The Rev Andrew Coghill, whose church is in the Outer Hebrides, was among traditionalists who spoke out during last week's General Assembly - the governing body of the Kirk -warning that ordaining gay ministers would destroy the church.
At present ministers in a same-sex relationship can freely preach in the national church, if they were ordained before 2009 - the year the row blew up when the Rev Scott Rennie was appointed to an Aberdeen congregation.
A two-year theological commission will examine if the Kirk should allow the ordination of openly gay ministers.
Mr Coghill informed his congregation on Sunday that "in the light of the General Assembly's decision it is with the utmost sorrow and heartfelt grief" he would demit his charge at Leurbost Church in Lochs, Lewis, where he has served for nearly 20 years.
He said he would quit at the end of August, explaining his conscience would not allow him to stay in the Church after it departed from biblical teachings.
Mr Coghill said: "The Cross is not simply to be preached, it is to be lived.
"I do not expect, encourage or require that any of you should follow me out of the Church of Scotland, for I have nowhere to lead you, and I do not know the direction of my own future.
"I know only that whilst many good, godly and devout Christian men and women will continue within the fold of the Church of Scotland, I personally cannot continue to serve a Church which as an institution, has chosen its own gods, and departed from the God of the Bible, whatever words may be used to contrary.

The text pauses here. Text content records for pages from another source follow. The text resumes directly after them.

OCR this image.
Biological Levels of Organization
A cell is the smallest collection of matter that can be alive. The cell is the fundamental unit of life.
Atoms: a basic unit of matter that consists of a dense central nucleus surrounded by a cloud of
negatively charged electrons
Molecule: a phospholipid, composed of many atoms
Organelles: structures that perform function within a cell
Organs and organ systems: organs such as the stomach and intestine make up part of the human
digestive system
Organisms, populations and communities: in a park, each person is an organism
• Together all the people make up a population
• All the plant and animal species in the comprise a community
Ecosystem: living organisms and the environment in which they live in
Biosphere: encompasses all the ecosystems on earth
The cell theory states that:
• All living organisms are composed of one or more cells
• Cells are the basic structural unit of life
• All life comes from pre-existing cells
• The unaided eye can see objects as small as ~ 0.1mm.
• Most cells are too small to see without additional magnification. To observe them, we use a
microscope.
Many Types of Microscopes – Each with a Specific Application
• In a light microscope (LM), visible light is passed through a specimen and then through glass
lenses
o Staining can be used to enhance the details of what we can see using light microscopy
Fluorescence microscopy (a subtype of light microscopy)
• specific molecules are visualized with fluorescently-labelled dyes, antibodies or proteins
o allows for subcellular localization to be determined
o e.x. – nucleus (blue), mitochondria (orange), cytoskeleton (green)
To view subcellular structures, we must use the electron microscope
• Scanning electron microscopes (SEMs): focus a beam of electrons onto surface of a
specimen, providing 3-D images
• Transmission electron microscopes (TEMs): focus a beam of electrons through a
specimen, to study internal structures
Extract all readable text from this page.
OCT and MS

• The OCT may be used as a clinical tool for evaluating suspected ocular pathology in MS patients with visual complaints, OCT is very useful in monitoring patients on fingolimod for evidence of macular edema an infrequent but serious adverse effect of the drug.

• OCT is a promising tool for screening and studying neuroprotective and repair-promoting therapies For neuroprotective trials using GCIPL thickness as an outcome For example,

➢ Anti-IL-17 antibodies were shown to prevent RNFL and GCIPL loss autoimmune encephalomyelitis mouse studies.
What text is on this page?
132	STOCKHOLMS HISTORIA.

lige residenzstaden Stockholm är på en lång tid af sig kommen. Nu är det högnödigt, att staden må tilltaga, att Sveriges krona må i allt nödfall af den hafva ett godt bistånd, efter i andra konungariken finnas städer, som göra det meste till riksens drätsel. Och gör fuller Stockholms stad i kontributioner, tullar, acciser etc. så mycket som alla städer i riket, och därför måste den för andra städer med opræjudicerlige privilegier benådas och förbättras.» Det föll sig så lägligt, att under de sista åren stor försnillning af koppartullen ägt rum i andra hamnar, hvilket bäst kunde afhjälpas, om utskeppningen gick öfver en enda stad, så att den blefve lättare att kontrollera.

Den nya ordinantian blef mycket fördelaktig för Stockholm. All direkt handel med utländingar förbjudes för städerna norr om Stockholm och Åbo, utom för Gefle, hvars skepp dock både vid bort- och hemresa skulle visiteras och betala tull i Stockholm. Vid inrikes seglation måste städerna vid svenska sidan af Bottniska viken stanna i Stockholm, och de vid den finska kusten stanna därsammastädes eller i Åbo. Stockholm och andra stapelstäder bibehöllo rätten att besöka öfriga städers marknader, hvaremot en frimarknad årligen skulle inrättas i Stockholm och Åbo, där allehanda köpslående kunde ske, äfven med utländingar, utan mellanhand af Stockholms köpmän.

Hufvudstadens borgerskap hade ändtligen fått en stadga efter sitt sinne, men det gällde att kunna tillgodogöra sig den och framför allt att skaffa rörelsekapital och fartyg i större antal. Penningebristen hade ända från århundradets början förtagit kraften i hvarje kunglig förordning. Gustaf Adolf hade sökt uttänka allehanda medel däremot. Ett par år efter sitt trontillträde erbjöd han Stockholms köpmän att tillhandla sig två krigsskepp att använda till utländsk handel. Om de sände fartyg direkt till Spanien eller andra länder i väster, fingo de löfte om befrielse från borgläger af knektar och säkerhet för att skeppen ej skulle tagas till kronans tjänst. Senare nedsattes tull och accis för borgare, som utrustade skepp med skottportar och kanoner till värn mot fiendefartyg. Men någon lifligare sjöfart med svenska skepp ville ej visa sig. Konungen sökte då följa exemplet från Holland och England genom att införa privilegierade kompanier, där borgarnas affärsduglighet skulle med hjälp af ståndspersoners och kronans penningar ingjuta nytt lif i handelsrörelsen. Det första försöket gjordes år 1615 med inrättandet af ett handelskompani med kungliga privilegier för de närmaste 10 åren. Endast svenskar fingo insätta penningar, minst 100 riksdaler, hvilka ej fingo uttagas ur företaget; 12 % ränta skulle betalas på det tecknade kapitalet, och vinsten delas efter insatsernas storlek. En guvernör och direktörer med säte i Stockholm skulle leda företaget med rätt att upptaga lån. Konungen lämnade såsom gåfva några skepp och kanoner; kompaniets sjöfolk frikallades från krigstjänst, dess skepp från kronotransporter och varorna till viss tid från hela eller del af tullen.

"I have taken you as far as the Lord has allowed me to do."
He said he had never desired to pastor elsewhere, but the Kirk's stance had forced his decision to leave.
Mr Coghill is the second minister to say he intended to leave over the decision.
Last week, the Rev Roddy MacRae announced that he was of a mind to leave. Mr MacRae, The minister of Glenelg and Kintail said the Kirk had "capitulated to society".
A Church of Scotland spokesman said: "It is disappointing that any minister would feel the need to leave the Church when no final decisions have been taken, and the Church has agreed to hold more dialogue on this issue."